For Singapore, Apple’s presence signifies high-value activities: early manufacturing and R&D, regional operations and ecosystem jobs, and future advanced campus functions, AI, services, and sustainability. The flagship stores serve as public interfaces for this journey. Singapore’s talent, stability, infrastructure, and sustainability focus align with Apple’s global priorities.

2. Dyson

Professor Chong Tow Chong of SUTD and Sir James Dyson at the opening of the Dyson-SUTD Innovation Studios, 25th November 2022.

Photo: James Dyson Foundation

Dyson’s global headquarters in Singapore, located at the old St James Power Station, has almost doubled its headcount to 2,000, with nearly half being engineers and scientists. Singapore’s skilled workforce, strong in hardware and software, enables Dyson to explore new technologies like robotics, AI, and high-speed electric motors.

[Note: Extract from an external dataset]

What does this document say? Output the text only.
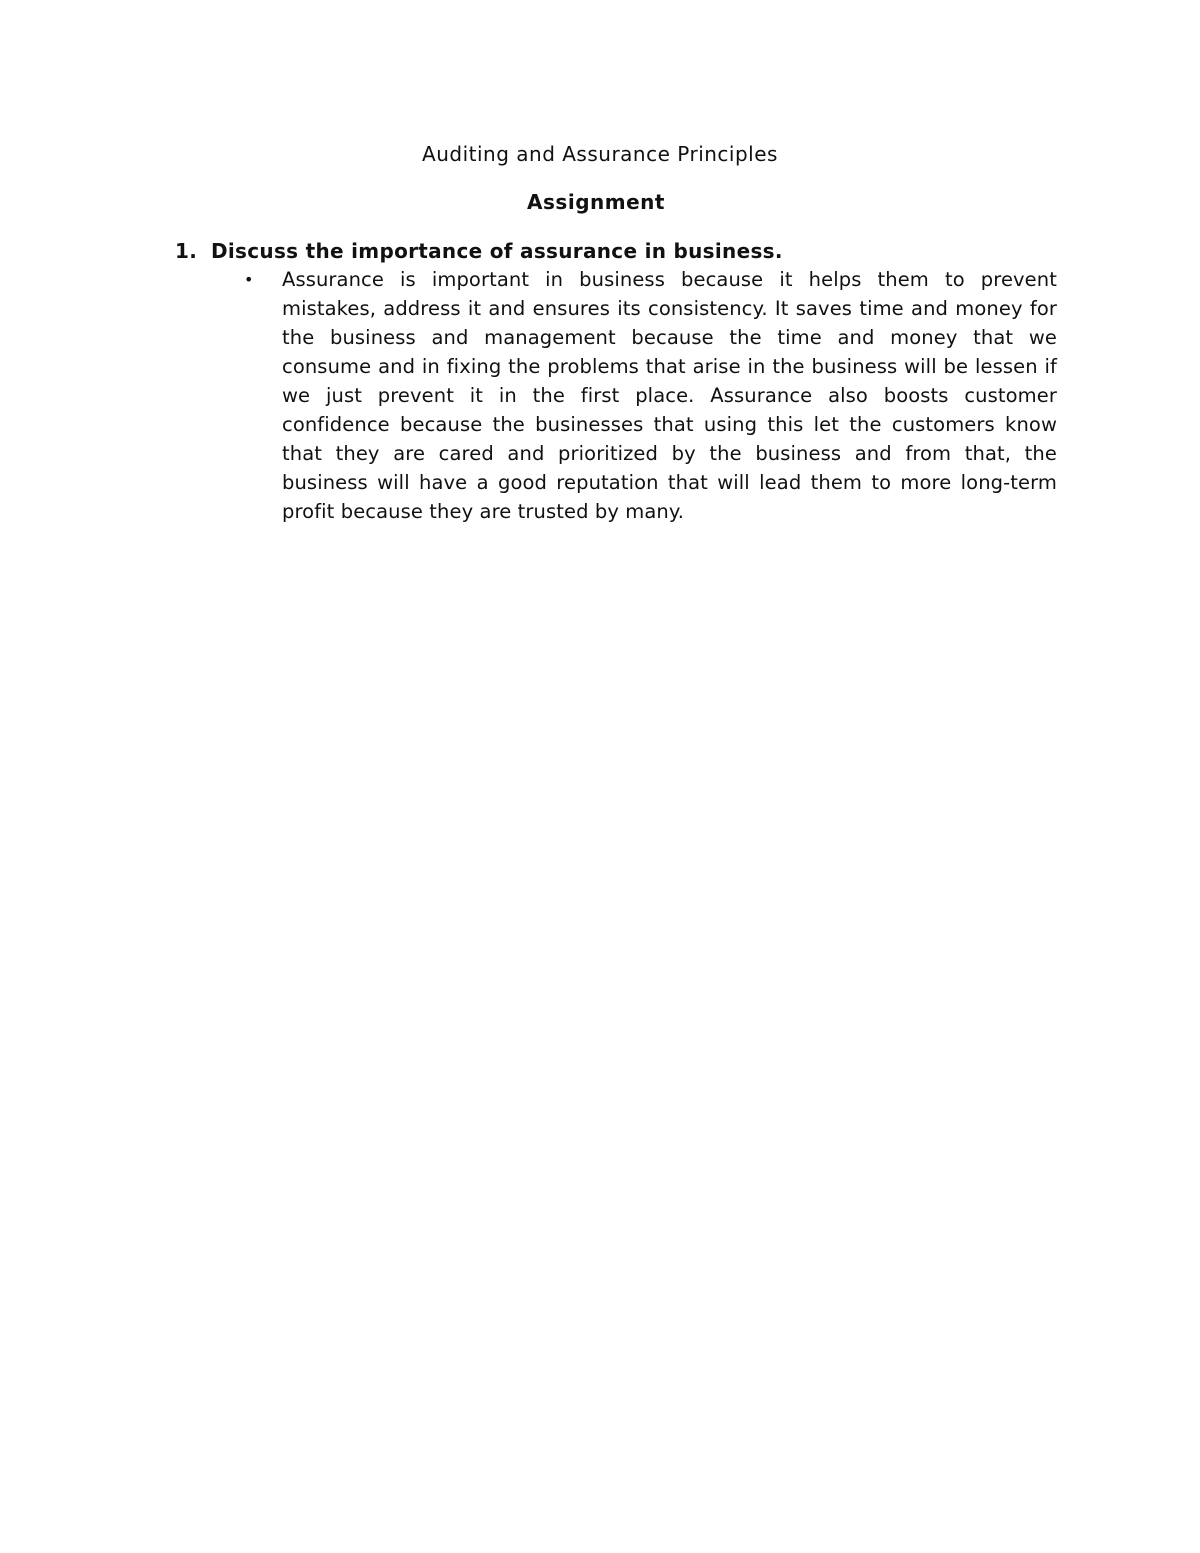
Auditing and Assurance Principles
Assignment
1. Discuss the importance of assurance in business.
• Assurance is important in business because it helps them to prevent mistakes, address it and ensures its consistency. It saves time and money for the business and management because the time and money that we consume and in fixing the problems that arise in the business will be lessen if we just prevent it in the first place. Assurance also boosts customer confidence because the businesses that using this let the customers know that they are cared and prioritized by the business and from that, the business will have a good reputation that will lead them to more long-term profit because they are trusted by many.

The company has invested in Singapore’s future by hiring over 150 recent graduates, fostering innovation.

Teams in Singapore develop and manufacture Dyson Hyperdymium motors for global products. The X020, the pioneering generation of these motors, was developed here in 1999 due to James Dyson’s dissatisfaction with existing motor technology. Manufacturing began in 2004, and Dyson continues to develop these core technologies in Singapore.